To his surprise and relief, his mother answered. His call was the first they learned of all that was going on. He woke them up. They had come to stay at the daughter’s place in Paris since she was gone. They are elderly, and have eaten early and gone to bed before anything started.

It’s all so sad nd upsetting.

http://qz.com/551316/the-father-of-one-paris-suicide-bomber-had-gone-to-syria-to-stop-him/

One of the terrorists in the Bataclan concert hall was from a “regular” Muslim family and was radicalized in a local mosque and went to Syria. His father traveled there to try to get him to see reason and come back home.

My feeling is that you have to live your life and you cannot live your life in fear. That said, I am always aware of where I am and who is walking around me and where the exit is whenever I am in a restaurant, theater, etc. That stems from being a guest at the Copley Plaza Hotel the night of a fatal fire back in the 70’s.
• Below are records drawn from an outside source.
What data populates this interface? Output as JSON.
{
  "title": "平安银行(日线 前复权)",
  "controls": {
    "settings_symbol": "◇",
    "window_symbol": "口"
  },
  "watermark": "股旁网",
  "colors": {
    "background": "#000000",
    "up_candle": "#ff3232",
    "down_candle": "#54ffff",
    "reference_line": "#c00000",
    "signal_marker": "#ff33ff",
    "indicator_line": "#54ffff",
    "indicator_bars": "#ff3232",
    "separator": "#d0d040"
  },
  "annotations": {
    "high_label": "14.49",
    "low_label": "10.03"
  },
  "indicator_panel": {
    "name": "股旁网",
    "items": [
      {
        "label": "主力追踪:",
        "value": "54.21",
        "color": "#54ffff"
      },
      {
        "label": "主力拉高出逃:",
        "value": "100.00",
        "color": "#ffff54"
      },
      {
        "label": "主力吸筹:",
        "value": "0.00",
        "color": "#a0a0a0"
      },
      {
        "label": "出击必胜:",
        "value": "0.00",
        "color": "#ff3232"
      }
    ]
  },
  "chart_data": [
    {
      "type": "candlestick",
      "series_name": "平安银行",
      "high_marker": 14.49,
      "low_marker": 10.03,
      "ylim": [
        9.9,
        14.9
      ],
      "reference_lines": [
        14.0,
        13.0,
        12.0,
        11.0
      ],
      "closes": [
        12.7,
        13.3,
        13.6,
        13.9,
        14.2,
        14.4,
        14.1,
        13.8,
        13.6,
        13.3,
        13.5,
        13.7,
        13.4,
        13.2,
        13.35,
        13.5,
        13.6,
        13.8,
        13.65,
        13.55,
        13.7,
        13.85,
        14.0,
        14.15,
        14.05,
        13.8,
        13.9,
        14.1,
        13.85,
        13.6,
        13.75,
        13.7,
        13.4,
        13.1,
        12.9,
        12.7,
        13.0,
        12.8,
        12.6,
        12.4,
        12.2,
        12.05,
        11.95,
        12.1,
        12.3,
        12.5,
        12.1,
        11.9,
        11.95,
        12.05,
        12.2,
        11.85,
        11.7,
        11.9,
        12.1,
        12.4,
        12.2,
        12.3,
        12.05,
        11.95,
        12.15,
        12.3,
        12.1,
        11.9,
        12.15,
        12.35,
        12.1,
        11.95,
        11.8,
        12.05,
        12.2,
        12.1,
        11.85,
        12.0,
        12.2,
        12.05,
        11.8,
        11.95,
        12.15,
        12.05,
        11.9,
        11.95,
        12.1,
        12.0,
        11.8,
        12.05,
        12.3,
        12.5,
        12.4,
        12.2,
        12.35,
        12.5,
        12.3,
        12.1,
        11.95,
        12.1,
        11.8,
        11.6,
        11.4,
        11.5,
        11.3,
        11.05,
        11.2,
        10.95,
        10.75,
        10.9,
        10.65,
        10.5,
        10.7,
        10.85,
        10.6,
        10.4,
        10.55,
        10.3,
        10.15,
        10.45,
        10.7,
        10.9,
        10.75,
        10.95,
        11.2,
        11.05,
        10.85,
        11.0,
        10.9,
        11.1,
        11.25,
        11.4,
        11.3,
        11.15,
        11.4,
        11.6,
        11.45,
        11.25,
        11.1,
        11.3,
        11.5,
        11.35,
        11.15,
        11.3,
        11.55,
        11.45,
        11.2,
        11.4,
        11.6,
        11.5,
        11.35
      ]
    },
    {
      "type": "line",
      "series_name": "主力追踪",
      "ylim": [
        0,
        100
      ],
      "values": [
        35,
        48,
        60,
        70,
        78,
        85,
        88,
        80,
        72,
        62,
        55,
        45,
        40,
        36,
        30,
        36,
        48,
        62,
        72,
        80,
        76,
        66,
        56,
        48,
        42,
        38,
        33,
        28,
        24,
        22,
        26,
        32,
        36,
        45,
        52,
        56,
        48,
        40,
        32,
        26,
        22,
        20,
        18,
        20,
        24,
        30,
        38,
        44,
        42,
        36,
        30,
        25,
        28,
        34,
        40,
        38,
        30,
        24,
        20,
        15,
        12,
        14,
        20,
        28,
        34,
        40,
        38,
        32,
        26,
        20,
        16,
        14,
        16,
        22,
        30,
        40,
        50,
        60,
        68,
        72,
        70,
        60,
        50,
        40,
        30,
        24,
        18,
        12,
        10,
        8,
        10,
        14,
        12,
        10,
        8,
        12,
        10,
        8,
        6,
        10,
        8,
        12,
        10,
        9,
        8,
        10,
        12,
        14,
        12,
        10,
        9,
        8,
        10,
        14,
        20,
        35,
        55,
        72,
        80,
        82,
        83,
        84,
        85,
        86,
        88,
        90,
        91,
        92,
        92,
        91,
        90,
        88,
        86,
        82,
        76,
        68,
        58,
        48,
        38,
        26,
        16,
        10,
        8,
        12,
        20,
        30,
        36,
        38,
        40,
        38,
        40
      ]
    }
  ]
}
I am in Penn Station every day and there is security that is both visible and I am sure a good deal in plainclothes. Same when walking through Times Square. Today I did see more visible police actually on 6th avenue at the entrances to the Herald Square subway stations.
My heart breaks for the innocent lives lost and I am sure that many were young. My older daughter and her boyfriend were in Paris last month and while they did not go to any of those specific restaurants, the place they were staying was just a few blocks away. This wouldn’t deter me from going to Paris again. There are places in this world that I would not travel to.